My Birthday is a Trigger

Birthdays are supposed to be good days; days that you look forward to and wish to celebrate. I liked my birthday a lot when I was a child. Everyone likes receiving presents, eating cake and celebrating with friends, right? I do too, or I used to, at the very least. However, my birthday has turned into a day of expectations. Birthdays are associated with happiness and celebration. Therefore, I have started associating birthdays with days on which one has to be happy. The problem, of course, is that I don’t always feel happy and I can’t ensure that I am happy on the 28th of August. In other words, I have created an expectation that I can’t always live up to and as a result, the idea of this day stresses me out. Additionally, the day is packed full of little triggers that are all linked to expectations.

Happy birthday wishes

My birthday is full of small little triggers. Don’t get me wrong, I’m happy that people wish me a happy birthday (please continue doing so), but they are also a trigger. I feel like I need to feel happy in response to a happy birthday wish and often it doesn’t make me feel particularly much. Therefore, I feel like I am not ‘behaving’ properly, or ‘normal’ enough, which makes me feel bad. Imagine feeling this for the 40 or so happy birthday wishes that you get on a day. (Still, though, do wish me a happy birthday! I simply have to learn to cope better, this is not your fault.)

Receiving presents

The same happens when I’m given any presents. Some people respond very enthusiastically when they receive a present. They give the giver what they’d hoped for; happiness in response to their presence so that they in response will also feel happy. I’m not a particularly enthusiastic person and I don’t know how to show incredible happiness or enthusiasm when I receive a gift, even if I love the gift. Likewise to the happy birthday wishes, I feel bad for perhaps looking seemingly ungrateful when I receive a gift. (Of course, if someone gives you a gift they shouldn’t expect anything, as a gift is free to give and shouldn’t have any conditions.)

The day I was born

If you’ve been following me for a while, you know that I struggle with living, sometimes. I struggle to accept life as it is all the time. Why was I born? Why do I have to live? Why should I celebrate the day of my birth when I’m not at all happy that I was born? The day on which I was born reminds me of my continuous struggle with life, even if I have been feeling fairly well recently. It can drop me in the cycle of thoughts that lead me to the well of depression. For example, it might also cause me to feel guilty for simply feeling this way, as I believe I should also be grateful for my life.

Negative association

For several years, I have associated the 28th of August with something negative and this doesn’t help. I assume that the 28th will be a bad day because it has been in the previous year, and the year before, and the year before that. However, this isn’t true because I have had some nice birthdays and I should bring those to the foreground of my mind, rather than the less successful ones. At the same time, I also associate my birthday with the usual triggers, as I’m very aware that they are there. I know that it will be a tough day to get through, and sometimes I wish it was all a bit easier and less of a fight.

Pressure

The things listed above cause me to feel a lot of pressure. My birthday isn’t simply a happy day, it has to be a happy day. Naturally, when something has to be a certain way, it is less likely to be that way. You can’t force things, that’s just not how it works.

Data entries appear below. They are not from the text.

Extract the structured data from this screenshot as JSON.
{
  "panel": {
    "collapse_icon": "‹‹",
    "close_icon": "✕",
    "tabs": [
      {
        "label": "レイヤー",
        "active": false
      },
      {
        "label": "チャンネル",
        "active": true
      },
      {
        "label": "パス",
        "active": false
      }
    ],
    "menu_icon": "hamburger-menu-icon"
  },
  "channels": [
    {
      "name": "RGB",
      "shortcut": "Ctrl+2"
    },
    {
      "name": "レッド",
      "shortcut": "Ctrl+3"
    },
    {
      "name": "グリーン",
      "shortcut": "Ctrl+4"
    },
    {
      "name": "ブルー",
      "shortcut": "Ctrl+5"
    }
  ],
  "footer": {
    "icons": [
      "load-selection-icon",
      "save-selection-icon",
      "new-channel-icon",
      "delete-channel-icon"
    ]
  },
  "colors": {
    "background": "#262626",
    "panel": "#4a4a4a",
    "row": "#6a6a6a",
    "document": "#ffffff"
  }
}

But I don’t know how to deal with the pressure. I tell myself that it’s okay if I don’t feel happy when someone wishes me a happy birthday and so I don’t immediately break down when someone wishes me a happy birthday or gives me a present, but the day consists of so many little triggers that it is likely that one, eventually, will properly trigger a breakdown.

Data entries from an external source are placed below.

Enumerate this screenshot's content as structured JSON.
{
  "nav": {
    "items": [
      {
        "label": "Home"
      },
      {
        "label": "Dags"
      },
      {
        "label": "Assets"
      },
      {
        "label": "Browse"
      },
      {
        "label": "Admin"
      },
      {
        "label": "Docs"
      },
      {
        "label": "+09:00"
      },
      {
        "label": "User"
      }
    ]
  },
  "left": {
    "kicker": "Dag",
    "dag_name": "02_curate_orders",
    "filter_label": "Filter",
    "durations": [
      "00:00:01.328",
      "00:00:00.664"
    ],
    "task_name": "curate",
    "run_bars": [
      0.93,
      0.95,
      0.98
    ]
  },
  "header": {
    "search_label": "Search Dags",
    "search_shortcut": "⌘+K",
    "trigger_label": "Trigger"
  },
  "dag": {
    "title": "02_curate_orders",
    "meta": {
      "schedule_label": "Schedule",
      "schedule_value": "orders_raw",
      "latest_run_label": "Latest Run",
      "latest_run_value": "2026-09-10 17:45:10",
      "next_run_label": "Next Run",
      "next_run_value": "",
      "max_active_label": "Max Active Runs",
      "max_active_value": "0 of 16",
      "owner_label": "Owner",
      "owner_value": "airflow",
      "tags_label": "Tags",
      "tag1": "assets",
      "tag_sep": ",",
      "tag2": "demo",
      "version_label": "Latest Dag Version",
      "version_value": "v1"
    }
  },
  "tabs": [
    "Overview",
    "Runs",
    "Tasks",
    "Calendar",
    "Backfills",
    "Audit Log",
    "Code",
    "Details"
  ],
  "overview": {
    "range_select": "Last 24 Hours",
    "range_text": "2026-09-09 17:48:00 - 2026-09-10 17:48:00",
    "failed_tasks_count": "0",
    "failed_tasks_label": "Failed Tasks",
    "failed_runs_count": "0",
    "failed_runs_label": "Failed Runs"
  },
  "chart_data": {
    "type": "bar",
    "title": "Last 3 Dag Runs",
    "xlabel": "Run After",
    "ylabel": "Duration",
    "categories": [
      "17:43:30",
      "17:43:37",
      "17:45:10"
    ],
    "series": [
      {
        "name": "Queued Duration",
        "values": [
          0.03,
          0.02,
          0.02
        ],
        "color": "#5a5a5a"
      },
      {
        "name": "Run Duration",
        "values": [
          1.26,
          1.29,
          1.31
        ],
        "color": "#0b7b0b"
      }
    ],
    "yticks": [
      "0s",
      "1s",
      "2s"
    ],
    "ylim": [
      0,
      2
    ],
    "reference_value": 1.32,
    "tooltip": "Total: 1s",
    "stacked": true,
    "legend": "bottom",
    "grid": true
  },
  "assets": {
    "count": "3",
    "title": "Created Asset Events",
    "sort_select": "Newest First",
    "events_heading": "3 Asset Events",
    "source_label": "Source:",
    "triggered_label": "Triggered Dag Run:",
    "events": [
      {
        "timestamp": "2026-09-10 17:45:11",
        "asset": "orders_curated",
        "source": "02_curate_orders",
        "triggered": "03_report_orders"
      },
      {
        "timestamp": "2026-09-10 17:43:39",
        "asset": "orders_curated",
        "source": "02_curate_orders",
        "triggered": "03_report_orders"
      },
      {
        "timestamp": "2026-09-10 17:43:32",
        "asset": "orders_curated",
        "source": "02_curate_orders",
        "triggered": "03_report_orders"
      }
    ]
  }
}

Part of the problem is that what I feel doesn’t match up with what I think I should feel. I need to accept that it’s okay to feel what I feel. A lot of people don’t care much about their birthday. Birthdays don’t have to be celebrated as special days and expectations don’t have to come with birthdays. A birthday can simply be a normal day.

Instead of seeing the 28th of August as my birthday, I should see it as a fun day on which I canoed and had some very tasty sushi (this year anyway). Perhaps next year it can be a day on which I simply read a book or go for lunch with a friend. I should change my birthday into a day on which I … (insert activity). That way it might eventually become a day to celebrate again.

Do you like your birthday and do you celebrate in a certain way? Or do you prefer to keep it as simply ‘a day’? Let me know in the comments below!

One Reply to “My Birthday is a Trigger”

  1. A

    My birthday is coming up and every year is the same. I’ll become restless thinking about of it.. anxious. either people will celebrate or people will just respect my decision to lay low.

    It’s always been my trigger and it’s so hard to not to be bitter about it and tell people that please leave me the fuck alone in the most polite manner.

    I tend to overthink and wish I dont wake up the next day when the date is nearing. Urgh!